Por otro lado, el demandante considera que existe violación de los artículos 26, 27 y 28 del estatuto tributario porque al no haber realización del ingreso tampoco hay capitalización ni se produce incremento neto en el patrimonio, lo que impide que los rendimientos generados por la reserva de estabilización se puedan gravar.

Advierte la Sala que para constituir dicha reserva, la sociedad administradora del fondo de pensiones y cesantías parte de los ingresos obtenidos, los que al ser depurados producen una utilidad, de la cual una porción se destina a conformar la reserva de estabilización de rendimientos a que se refiere el artículo 3º del Decreto 721 del 6 de abril de 1994.

Por lo tanto, si la reserva se constituye con las utilidades obtenidas por las sociedad administradora del fondo de pensiones y cesantías, después de efectuar la depuración de la renta, esto es, después de analizar los conceptos que constituyen ingresos considerando su realización y causación, no es cierto que el concepto demandado viole los artículos 26, 27 y 28 del estatuto tributario puesto que tal análisis ya fue realizado.

Se analizan tangencialmente los artículos referidos en razón de la naturaleza del ingreso, pues las reservas son utilidades apropiadas para garantizar el cumplimiento de la rentabilidad mínima de los fondos que administran, que ya han sido consideradas como ingreso y por la definición legal de constituir la reserva con la destinación especifica antes descrita.

Así las cosas, la decisión de la Sala está fundamentada, como antes se precisó, en que los rendimientos de la reserva de estabilización sean o no destinados a los recursos del sistema general de pensiones porque no se obtuvo el rendimiento mínimo determinado legalmente.

Las anteriores razones son suficientes para concluir que el Concepto 18050 del 1º de marzo de 2006 expedido por la oficina jurídica de la Dirección de Impuestos y Aduanas Nacionales no contradice las normas superiores en que se fundamenta la tesis jurídica propuesta, por lo cual se negarán las súplicas de la demanda.

En mérito de lo expuesto, el Consejo de Estado, Sala de lo Contencioso Administrativo, Sección Cuarta, administrando justicia en nombre de la República y por autoridad de la ley,

FALLA

1. DENIÉGANSE las súplicas de la demanda.

Cópiese, notifíquese, comuníquese.
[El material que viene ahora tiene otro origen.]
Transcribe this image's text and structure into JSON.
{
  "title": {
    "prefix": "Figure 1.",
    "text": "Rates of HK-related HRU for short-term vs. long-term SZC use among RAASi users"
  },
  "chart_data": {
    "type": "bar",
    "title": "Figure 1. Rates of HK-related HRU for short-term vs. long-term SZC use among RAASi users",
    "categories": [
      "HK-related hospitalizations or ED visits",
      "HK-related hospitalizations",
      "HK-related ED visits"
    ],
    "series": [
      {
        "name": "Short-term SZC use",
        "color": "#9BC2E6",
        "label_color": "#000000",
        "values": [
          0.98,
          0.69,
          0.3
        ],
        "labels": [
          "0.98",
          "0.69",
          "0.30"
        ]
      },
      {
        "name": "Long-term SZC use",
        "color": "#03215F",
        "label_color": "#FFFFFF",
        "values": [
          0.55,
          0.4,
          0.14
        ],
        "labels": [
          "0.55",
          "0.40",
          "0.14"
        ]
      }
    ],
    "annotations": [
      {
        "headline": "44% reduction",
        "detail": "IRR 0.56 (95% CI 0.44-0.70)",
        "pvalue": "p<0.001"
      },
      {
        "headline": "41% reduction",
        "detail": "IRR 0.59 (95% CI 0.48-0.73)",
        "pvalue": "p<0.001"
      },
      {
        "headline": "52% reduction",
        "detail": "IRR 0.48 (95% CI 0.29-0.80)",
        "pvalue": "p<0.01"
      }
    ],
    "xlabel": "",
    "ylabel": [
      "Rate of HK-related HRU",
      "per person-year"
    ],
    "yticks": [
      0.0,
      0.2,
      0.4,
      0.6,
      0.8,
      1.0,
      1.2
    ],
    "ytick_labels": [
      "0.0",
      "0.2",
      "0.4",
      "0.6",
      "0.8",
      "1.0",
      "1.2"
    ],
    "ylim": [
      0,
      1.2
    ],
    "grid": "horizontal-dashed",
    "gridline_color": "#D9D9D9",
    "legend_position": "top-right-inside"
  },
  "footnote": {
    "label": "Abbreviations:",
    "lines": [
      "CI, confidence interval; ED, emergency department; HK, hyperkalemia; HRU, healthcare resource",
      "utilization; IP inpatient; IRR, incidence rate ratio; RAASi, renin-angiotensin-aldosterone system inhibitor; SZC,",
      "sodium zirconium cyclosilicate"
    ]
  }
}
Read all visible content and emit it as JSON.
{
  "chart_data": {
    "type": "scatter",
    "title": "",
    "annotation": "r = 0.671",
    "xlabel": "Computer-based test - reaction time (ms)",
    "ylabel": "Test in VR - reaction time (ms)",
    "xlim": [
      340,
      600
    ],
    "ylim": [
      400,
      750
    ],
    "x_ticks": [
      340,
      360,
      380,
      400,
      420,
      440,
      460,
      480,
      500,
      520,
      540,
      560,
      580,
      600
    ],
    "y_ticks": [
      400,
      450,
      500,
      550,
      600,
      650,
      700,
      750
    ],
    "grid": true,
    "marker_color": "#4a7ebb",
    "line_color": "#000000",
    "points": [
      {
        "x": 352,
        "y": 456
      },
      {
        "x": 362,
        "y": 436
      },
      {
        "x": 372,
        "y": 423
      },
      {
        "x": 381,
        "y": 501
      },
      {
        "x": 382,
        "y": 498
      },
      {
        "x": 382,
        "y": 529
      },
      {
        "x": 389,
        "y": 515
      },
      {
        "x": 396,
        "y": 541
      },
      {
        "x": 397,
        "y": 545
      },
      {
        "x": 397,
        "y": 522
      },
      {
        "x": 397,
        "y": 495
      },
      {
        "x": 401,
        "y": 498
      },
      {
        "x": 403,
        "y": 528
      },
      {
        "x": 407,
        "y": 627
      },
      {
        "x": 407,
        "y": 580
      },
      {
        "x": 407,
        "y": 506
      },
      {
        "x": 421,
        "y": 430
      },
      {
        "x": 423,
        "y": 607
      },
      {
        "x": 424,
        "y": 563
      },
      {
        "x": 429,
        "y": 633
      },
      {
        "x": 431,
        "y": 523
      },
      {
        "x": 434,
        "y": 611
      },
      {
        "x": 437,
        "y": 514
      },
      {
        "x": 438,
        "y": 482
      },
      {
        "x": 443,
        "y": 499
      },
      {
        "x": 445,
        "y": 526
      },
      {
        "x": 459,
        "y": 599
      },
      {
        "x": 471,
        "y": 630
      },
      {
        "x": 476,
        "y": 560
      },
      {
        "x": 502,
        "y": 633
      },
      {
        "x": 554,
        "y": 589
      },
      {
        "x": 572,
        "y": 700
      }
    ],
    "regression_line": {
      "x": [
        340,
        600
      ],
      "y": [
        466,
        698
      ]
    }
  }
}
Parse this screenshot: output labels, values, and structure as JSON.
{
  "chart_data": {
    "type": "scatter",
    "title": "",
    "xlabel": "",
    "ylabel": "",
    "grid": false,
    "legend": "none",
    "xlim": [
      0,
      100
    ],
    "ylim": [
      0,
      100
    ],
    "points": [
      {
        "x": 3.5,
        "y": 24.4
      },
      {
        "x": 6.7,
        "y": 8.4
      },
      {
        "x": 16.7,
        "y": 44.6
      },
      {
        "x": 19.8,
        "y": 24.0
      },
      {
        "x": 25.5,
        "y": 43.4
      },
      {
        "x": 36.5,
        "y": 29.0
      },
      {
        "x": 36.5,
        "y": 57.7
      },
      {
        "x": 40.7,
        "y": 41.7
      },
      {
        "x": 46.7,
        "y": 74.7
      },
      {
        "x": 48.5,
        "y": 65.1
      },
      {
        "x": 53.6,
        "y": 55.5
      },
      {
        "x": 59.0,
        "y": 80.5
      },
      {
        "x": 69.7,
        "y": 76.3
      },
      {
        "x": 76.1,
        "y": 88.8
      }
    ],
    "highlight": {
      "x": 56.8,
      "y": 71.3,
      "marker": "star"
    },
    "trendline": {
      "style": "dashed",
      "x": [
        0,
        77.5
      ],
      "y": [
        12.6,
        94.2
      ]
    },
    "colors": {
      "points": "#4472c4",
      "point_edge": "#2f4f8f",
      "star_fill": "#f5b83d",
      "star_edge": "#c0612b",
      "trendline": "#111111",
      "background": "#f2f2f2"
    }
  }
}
Cúmplase.

La anterior providencia se estudió y aprobó en la Sección de la fecha».

 

(4) Artículo 64 de la Ley 100 de 1993.

(5) Artículo 90 de la Ley 100 de 1993.

(6) Artículo 91 de la Ley 100 de 1993.

(7) ART. 1º—Las sociedades que administren fondos de pensiones deben mantener una reserva de estabilización de rendimientos respecto de cada fondo que administren, destinada a garantizar el cumplimiento de la rentabilidad mínima exigida por la ley para los mismos.

El monto mínimo de la reserva de estabilización de rendimientos que deberán mantener las sociedades que administren fondos de pensiones será del uno por ciento (1%) del valor del respectivo fondo. Sin embargo la reserva no podrá ser inferior a la suma mensual a abonar para estar cumpliendo permanentemente con la rentabilidad mínima provisional que para cada período vaya calculando la Superintendencia Bancaria de conformidad con lo previsto sobre el particular por el Gobierno Nacional.

(8) ART. 3º—Las reservas de estabilización de rendimientos se conformarán con recursos propios de cada entidad administradora y estarán representadas en unidades del fondo respecto del cual se constituyen. La Superintendencia Bancaria impartirá las instrucciones que considere pertinentes sobre el particular.